Raise Concerns to Your Health System’s Ethics Committee
Many of these safety issues fall within the boundary of professional ethics when actions are taken to protect the health of your patients and the public. A committee decision supporting your and your colleagues’ concerns and demands may hold sway with administrators. Under certain circumstances, you may be able to approach the committee and have your identity be protected if you fear retaliation.
Consider Speaking to Your Institution’s Ombudsperson
You may be able to submit anonymous complaints if your institution has an ombudsperson. As more people from the institution use this option, the likelihood of a response increases.
Consider partnering with other local groups, including HCWs from the same area or health systems experiencing similar situations. Work with experienced community organizers to launch a letter-writing campaign to those who may be able to improve the safety situation, targeting local representatives (i.e., mayor, state legislator, congressperson, or governor).

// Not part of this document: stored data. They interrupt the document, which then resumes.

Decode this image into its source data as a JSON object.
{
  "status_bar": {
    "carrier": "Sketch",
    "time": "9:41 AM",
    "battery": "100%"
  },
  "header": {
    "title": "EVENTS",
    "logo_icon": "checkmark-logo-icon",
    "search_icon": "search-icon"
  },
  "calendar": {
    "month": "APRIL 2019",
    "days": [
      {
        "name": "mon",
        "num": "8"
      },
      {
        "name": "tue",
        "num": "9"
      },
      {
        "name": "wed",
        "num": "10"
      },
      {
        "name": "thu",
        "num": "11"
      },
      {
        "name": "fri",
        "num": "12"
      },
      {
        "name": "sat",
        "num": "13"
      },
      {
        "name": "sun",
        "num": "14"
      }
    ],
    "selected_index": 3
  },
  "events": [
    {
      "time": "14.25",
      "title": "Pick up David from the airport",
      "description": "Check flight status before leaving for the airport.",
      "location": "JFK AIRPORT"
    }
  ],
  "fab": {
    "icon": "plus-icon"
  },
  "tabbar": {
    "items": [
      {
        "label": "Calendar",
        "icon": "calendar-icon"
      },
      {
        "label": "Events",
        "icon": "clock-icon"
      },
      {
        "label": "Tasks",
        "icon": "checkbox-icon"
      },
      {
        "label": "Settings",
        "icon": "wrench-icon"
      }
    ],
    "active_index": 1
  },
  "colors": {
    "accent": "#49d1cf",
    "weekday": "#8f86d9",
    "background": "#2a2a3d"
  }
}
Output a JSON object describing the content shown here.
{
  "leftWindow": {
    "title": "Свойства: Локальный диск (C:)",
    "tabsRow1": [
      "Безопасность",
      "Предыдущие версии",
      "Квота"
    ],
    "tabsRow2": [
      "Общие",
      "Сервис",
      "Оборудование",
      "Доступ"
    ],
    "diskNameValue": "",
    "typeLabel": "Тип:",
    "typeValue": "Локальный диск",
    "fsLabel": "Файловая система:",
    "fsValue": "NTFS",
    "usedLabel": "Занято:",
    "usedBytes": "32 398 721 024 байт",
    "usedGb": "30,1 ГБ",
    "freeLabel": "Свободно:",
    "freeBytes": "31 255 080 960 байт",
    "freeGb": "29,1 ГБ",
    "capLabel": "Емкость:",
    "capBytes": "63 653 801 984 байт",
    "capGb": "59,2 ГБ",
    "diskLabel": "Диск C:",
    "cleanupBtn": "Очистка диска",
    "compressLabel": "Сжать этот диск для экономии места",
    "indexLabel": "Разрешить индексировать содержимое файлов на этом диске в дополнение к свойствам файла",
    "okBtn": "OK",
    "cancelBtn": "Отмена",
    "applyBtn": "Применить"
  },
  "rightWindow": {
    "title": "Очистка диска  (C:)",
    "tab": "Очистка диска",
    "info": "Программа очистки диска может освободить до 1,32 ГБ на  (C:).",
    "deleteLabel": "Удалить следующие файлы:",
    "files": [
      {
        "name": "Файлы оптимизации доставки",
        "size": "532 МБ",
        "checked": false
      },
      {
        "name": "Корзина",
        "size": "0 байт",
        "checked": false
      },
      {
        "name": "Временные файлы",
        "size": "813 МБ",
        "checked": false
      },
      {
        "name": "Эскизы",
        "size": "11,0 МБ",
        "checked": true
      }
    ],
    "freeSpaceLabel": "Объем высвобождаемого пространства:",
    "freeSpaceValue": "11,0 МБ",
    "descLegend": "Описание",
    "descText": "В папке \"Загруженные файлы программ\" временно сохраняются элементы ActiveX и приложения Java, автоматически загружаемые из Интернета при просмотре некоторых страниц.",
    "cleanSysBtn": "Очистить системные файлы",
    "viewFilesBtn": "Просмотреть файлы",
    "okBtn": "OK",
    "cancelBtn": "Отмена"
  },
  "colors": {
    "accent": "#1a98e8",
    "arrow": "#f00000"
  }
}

Approach Your Member Organization or Society
Many of these organizations have already issued statements supporting HCWs and their backing, national voice, and advocacy prowess may be important and useful. These can be shared with colleagues and also with managers at your institution to explain and justify your actions. Some have created databases for complaints. Contacting them will add weight to the concerns that you are raising.
Speak to the Media
You can contact reputable and trusted journalists to offer anonymous tips and provide background information. You may ask to speak “off the record” (meaning that the information you disclose cannot be reported), or “on background” (meaning that the information you disclose can be reported, but only around parameters you define, such as “according to one source in the hospital…” rather than “according to Dr. Smith in the hospital”), but make sure to mutually agree to those parameters before you speak to the reporter. You may also speak “on the record” (both the information you disclose and your name can be reported) with a reporter or publicly, but that obviously carries a greater degree of risk. Keep in mind that employers have varying policies related to speaking to the media. Before approaching or speaking to a reporter, read their past coverage to better understand their tone and reporting style. Most news outlets offer secure and confidential methods to share information (e.g. through secure messaging apps like Signal and Proton Mail). Here are a few links for well-known news organizations where you can provide news tips:
File an Official Whistleblower Complaint
Whistleblowers are individuals who decide to expose illegal or unethical activities within their institution (private or public), often where finances are at issue. Note that OSHA has its own, multiple whistleblower statutes. Whistleblowers often have special protections, but the process may at the same time carry significant risks for the whistleblower. As such, this may be a last-resort action. National Nurses United has compiled a state-by-state list of whistleblower protection laws for health care workers. There are a number of attorneys who specialize in this litigation who can advise you. Additionally, there are independent organizations who may support you if this is the path you wish to take, including:
NOTE: This document neither offers nor constitutes legal advice or legal work product and it should not be relied upon as such. Your circumstances, risks, and applicable laws may vary. When in doubt, consult an attorney who can provide you legal advice.